Relating to Tisha B'Av - A Rejoinder
In the previous post, "Relating To Tisha B'Av," I observed that it is difficult to relate to the loss of the Beis HaMikdash and the massacres of so long ago, and that many people instead connect to the mood of the day via contemplating the Holocaust. This earned me a stinging rebuke from my sister, who called me and told me not to take the easy way out by making Tisha B'Av into Yom HaShoah. I suggested that she write a guest post about how she relates to Tisha B'Av, and here it is.
The Meaning of Tisha B'Av
Dinah Paritzky
When I was growing up , Tisha B'av really only had one meaning – do not. There was a series of "lo ta'ases" from the 3 weeks through the 9 days culminating in Tisha B'av: do not get your haircut, do not go out to a film, do not listen to music, do not eat meat, and then of course the big one – do not eat or drink. Tisha B'av was spent thinking about fasting, trying not to think about fasting, thinking about eating after the fast, trying not to think about eating after the fast etc etc.

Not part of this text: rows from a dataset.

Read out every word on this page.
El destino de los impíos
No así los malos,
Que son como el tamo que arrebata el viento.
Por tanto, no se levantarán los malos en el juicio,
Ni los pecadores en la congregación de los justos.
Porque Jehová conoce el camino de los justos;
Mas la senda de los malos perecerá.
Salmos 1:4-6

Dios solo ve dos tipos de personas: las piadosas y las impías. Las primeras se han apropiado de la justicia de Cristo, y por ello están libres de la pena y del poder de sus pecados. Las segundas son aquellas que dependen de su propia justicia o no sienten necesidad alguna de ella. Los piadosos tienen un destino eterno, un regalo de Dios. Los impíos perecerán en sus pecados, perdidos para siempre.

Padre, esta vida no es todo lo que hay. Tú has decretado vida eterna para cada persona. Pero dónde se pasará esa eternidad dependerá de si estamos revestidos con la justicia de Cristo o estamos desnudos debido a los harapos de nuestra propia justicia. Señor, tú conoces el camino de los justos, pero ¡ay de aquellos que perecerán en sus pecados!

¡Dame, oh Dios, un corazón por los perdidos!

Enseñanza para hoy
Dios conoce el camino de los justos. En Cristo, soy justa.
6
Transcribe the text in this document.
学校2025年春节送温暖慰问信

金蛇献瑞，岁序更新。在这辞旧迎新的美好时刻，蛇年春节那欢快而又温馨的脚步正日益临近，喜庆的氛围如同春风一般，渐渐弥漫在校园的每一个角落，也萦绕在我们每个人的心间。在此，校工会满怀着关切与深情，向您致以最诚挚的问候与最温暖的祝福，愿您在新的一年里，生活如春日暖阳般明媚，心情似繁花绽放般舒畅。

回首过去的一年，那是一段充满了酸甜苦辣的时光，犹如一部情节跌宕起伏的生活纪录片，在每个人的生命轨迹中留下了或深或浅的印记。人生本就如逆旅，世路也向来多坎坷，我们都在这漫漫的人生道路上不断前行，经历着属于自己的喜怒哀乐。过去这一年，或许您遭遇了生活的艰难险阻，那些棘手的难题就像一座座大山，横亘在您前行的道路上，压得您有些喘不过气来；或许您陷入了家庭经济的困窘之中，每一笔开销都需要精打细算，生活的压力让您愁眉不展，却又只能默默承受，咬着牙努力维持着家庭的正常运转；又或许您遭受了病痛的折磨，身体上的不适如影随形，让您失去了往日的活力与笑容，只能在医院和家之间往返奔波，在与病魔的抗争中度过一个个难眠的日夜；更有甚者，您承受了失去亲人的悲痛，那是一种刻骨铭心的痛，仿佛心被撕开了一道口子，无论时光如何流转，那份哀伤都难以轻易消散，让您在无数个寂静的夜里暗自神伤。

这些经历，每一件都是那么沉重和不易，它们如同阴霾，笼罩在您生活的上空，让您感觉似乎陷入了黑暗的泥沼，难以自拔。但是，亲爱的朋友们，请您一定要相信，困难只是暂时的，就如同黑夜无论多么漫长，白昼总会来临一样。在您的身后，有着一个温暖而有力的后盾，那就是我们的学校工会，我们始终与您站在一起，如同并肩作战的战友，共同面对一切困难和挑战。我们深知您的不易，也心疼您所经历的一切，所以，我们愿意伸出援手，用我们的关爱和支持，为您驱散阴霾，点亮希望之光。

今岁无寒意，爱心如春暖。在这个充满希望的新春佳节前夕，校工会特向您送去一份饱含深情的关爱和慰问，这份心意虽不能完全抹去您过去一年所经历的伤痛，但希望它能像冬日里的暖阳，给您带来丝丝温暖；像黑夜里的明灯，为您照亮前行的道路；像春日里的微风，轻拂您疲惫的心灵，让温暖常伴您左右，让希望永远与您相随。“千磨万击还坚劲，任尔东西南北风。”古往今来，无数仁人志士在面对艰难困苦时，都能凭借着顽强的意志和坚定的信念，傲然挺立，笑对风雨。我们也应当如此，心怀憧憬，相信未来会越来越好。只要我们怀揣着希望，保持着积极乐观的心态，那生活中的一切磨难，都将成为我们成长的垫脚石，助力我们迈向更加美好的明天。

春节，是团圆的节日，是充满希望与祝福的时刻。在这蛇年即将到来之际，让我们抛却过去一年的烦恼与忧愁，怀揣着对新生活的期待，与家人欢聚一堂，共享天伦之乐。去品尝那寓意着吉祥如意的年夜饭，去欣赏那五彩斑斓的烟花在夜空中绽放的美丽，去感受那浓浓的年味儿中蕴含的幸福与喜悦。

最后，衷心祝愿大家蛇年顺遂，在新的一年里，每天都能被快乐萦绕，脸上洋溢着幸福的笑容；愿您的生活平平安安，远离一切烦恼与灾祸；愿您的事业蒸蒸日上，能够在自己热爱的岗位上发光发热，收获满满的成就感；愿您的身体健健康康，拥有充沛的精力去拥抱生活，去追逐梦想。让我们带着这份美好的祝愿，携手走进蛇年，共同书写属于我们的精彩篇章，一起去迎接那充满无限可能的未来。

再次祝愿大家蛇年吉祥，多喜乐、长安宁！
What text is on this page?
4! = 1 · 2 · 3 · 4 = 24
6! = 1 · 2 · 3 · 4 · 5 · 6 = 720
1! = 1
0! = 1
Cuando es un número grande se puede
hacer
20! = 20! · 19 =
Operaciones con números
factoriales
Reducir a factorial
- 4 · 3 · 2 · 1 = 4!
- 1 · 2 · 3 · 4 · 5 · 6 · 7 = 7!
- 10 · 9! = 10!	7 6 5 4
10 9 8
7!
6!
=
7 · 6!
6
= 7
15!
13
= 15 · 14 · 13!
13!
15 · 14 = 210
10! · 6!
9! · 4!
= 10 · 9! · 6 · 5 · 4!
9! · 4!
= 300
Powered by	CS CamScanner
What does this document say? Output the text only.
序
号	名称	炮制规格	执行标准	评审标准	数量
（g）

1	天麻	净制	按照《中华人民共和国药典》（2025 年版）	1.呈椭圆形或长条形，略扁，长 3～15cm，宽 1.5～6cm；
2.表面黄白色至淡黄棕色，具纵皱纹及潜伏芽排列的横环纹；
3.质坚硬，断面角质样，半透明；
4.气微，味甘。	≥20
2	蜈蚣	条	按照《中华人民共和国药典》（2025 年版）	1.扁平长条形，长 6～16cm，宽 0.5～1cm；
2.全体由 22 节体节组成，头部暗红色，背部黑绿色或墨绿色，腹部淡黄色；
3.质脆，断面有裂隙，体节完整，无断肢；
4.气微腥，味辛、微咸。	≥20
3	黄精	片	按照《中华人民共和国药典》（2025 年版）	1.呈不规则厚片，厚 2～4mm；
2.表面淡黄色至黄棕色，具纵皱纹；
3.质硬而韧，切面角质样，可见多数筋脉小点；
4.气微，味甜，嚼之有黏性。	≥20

This all changed for me when I was 17. I went to Bnei Akiva summer camp as a madricha. In the days leading up to Tisha B'Av we told the 100 or so kids that we were having a competition between the different groups as to who could build the most beautiful model of ancient Jerusalem. For hours and hours the kids worked together cutting, gluing, building and painting until each of the five groups had produced the most fantastic 3-D models of Jerusalem: houses and streets, buildings and trees, horses and carts and of course the Bet Hamikdash.
On Erev Tisha Bav the kids were told that the judging of the best model was finally going to take place. All the models were taken out into the courtyard – and they were truly beautiful. The kids waited with excitement to hear who had won the competition – who had made the best model of Jerusalem. But instead of announcing the prizewinner, we set fire to the models and burned them.
The look of horror on their faces, the tears – they have stayed with me till this day. Was it a cruel trick? Possibly. But for the first time ever I had a feeling of what Tisha Bav is actually about. And that feeling has stayed with me.
When you go to visit someone sitting shiva, you must talk about the deceased, even if it is easier to distract them by talking about something else. The only way to make the enormity of the Holocaust understandable is by reading about it, by going to Yad Vashem, by focusing on individual stories. And the only way to understand Tisha B'av is by trying to relive that time, the time when we had Jerusalem in its completeness, when he had Har Habayit, when we had the Bet Hamikdash and when we were truly "or lagoyim".
Looking onto Har HaBayit from the spot on Har HaZeitim
where the para adumah was killed.For many years I read the book "The Voices of Massadah" by David Kossof every Tisha B'av. It tells the story of Churban Yerushalayim as seen through the eyes of a young woman who survived Masadah (we know that two women and some children were not killed). That book made the experience real to me. This year I went to a 3 week "Matan" course with the amazing Tzipporah Piltz who made the Bet Hamikdash come alive to us. Last Thursday I stood on Har Hazeitim at the very spot where the Parah Adumah was killed and looked out over the ruins of Har Habayit, at the mosques built on our holiest ground.
On Tisha B'Av we can try and make the loss real by understanding what it meant then but also what it means to us today. I listen to Eicha and the Kinnot in Hebrew but I read them in English – because they give a powerful sense of what that loss is.
What does Tishah B'av mean to me? It means the destruction of Jerusalem, the end of our sovereignty, it means the galut, it means the Crusades, the pogroms, the Spanish Inquisition, the Holocaust. It means terrorism, it means nuclear Iran. It means hatred for Israel and for Jews all over the world. It means over 6 million Jews who do not recognize that the Geulah has begun and who therefore chose not to live in Israel. It means loss.